Greece has to legally commit itself to giving absolute priority to future debt service. This commitment has to be legally enshrined by the Greek Parliament. State revenues are to be used first and foremost for debt service, only any remaining revenue may be used to finance primary expenditure. This will reassure public and private creditors that the Hellenic Republic will honour its comittments after PSI and will positively influence market access. De facto elimination of the possibility of a default would make the threat of a non-disbursement of a GRC II tranche much more credible. If a future tranche is not disbursed, Greece can not threaten its lenders with a default, but will instead have to accept further cuts in primary expenditures as the only possible consequence of any non-disbursement.

(2) Transfer of national budgetary sovereignty

Budget consolidation has to be put under a strict steering and control system. Given the disappointing compliance so far, Greece has to accept shifting budgetary sovereignty to the European level for a certain period of time. A budget commissioner has to be appointed by the Eurogroup with the task of ensuring budgetary control. He must have the power a) to implement a centralized reporting and surveillance system covering all major blocks of expenditure in the Greek budget, b) to veto decisions not in line with the budgetary targets set by the Troika and c) will be tasked to ensure compliance with the above mentioned rule to prioritize debt service.
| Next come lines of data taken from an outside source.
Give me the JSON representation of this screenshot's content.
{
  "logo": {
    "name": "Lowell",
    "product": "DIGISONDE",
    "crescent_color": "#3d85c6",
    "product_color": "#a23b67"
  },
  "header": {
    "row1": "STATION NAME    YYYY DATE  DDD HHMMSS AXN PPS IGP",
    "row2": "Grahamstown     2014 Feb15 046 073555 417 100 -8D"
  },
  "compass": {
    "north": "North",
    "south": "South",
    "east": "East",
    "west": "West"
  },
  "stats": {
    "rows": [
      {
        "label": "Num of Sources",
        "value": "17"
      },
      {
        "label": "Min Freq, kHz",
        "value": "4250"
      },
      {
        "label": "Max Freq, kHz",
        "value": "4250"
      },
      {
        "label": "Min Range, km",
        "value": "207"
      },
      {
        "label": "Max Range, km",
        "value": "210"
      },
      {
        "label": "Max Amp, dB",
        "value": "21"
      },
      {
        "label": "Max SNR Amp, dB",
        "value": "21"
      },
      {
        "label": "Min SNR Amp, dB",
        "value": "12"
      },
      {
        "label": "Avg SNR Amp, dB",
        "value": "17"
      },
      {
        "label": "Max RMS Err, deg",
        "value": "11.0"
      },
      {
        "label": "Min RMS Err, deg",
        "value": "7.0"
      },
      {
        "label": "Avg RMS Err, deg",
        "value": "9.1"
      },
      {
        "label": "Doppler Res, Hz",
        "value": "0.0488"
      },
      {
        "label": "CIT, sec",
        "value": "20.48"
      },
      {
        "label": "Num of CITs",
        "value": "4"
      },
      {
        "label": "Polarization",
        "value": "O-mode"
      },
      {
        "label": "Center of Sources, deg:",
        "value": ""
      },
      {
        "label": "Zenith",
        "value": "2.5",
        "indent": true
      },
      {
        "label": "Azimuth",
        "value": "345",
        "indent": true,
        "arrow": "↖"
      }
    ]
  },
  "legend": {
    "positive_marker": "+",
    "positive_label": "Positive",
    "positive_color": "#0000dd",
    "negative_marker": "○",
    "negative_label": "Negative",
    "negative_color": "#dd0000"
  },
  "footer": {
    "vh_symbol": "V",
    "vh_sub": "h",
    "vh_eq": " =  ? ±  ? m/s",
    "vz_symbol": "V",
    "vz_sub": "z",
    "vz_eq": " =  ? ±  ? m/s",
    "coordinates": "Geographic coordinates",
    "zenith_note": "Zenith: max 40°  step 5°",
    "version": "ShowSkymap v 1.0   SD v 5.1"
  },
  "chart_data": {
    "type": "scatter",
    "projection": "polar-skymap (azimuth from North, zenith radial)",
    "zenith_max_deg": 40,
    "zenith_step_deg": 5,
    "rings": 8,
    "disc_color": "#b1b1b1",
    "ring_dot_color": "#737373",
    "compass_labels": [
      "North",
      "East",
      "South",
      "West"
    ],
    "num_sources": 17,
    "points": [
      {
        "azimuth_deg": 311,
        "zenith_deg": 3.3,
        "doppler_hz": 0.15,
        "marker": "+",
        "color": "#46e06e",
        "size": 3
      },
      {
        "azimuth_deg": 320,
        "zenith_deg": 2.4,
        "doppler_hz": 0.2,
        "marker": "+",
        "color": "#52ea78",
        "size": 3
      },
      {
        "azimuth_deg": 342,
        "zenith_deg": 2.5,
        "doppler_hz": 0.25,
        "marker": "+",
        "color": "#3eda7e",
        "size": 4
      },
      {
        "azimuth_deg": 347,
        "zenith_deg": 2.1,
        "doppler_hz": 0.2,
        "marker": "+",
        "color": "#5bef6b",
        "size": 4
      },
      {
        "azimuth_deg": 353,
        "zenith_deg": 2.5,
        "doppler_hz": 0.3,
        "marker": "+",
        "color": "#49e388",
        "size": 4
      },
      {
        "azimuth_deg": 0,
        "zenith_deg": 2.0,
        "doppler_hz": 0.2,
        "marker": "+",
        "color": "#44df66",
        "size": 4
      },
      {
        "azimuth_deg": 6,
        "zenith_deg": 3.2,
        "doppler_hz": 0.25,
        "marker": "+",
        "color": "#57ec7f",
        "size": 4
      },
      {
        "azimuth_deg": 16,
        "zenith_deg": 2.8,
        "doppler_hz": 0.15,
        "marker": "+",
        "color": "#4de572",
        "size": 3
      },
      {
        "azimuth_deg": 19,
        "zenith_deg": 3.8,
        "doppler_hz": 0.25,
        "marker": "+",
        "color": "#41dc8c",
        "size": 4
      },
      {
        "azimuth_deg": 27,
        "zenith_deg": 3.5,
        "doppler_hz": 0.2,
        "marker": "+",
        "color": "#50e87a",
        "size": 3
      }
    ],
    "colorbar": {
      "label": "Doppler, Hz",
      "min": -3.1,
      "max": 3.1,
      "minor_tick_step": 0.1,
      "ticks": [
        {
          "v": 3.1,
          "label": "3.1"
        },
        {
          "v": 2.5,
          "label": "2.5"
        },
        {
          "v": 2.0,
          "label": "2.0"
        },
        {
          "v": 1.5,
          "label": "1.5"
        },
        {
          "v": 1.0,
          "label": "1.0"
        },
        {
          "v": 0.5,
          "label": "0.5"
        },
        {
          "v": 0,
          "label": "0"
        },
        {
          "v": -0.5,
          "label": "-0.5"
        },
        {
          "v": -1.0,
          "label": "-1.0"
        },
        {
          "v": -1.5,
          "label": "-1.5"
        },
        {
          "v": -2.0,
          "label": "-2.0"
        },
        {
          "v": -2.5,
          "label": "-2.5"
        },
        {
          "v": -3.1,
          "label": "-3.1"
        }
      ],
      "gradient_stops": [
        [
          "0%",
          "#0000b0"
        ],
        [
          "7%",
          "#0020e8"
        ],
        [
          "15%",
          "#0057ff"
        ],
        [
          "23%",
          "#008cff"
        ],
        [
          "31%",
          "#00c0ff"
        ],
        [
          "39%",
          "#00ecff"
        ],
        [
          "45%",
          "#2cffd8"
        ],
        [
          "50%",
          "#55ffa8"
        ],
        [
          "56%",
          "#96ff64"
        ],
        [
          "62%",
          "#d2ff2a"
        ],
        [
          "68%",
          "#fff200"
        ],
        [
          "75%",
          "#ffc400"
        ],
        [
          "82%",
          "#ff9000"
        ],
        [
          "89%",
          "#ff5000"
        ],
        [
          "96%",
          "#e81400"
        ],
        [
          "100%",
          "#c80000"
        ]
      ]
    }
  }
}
The madness of austerity now formalized in the hands of the madmen of austerity. The interest of the people is clearly subservient to the interests of the banks. How foolish would it be to put your budget in the hands of another state? Or a quasi-state institution controlled by the banks.

George Soros had this to say about the situation:
Unfortunately it means a lost decade for the European Union.  Similar to what happened to Latin America in the 1980's.  And it actually could be more than a decade.  Because, similar to what happened to Japan after the collapse of their boom, in the late 1980s.  They still have not grown since then.  So you have a period of ... an extended period ... of stagnation facing Europe.  That I don't think Europe can survive politically.  That is why I am terribly concerned about it.
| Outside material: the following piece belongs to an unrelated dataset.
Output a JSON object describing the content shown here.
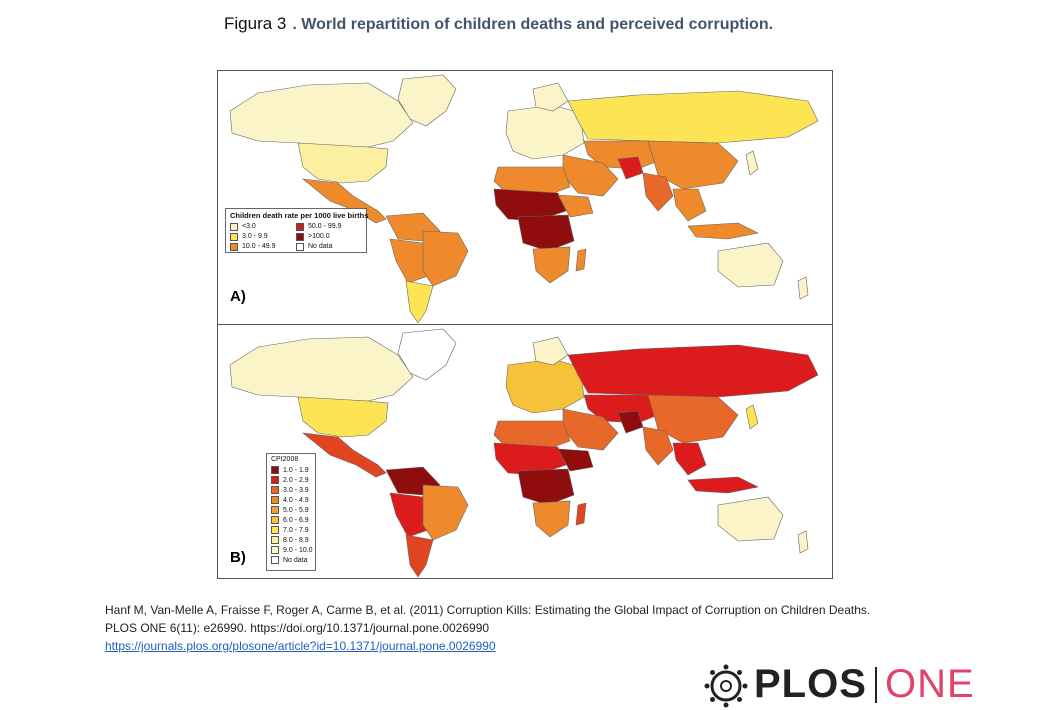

Because the euro ... the German insistence on austerity could destroy the European Union.  This is reality.  This is a harsh reality that we need to face.  I think if we faced it, we could alter it, because it is not written in stone.  In other words, the future is not predetermined.  We determine the future.  So it would be well within the possibilities of the authorities to change it. 

Unless the Germans actually see reason, and I think now have actually the beginning of a discussion that goes to the heart of the matter.  The Finance Minister says that structural reforms alone ought to do it.  It did it for Germany.  I think not only me, but the markets, the world at large, says that is not possibility in the current environment, where you have general deleveraging and deflationary pressures all over the world.

I think the euro will survive.  It will actually benefit from all the doubts that are now in people's minds.  It will keep the price the down.  And that may actually help the Eurozone export more and actually pass on some of the pain to the rest of the world.  So there is a commitment to the euro, and you really don't have the option right now to abandon it, because you cannot unscramble the omelet.  Things are so interconnected that if you broke up the euro, you wold have a meltdown of the financial system.

However, in the long term, it threatens to destroy the European Union.  So the political consequences are very dangerous.  And the funny thing that is going that is not actually noticed, but now you have re-nationalization of the financial system.  All the government bonds will end up in the banks of the countries which issue them, and THEN it will actually be possible to break up the euro.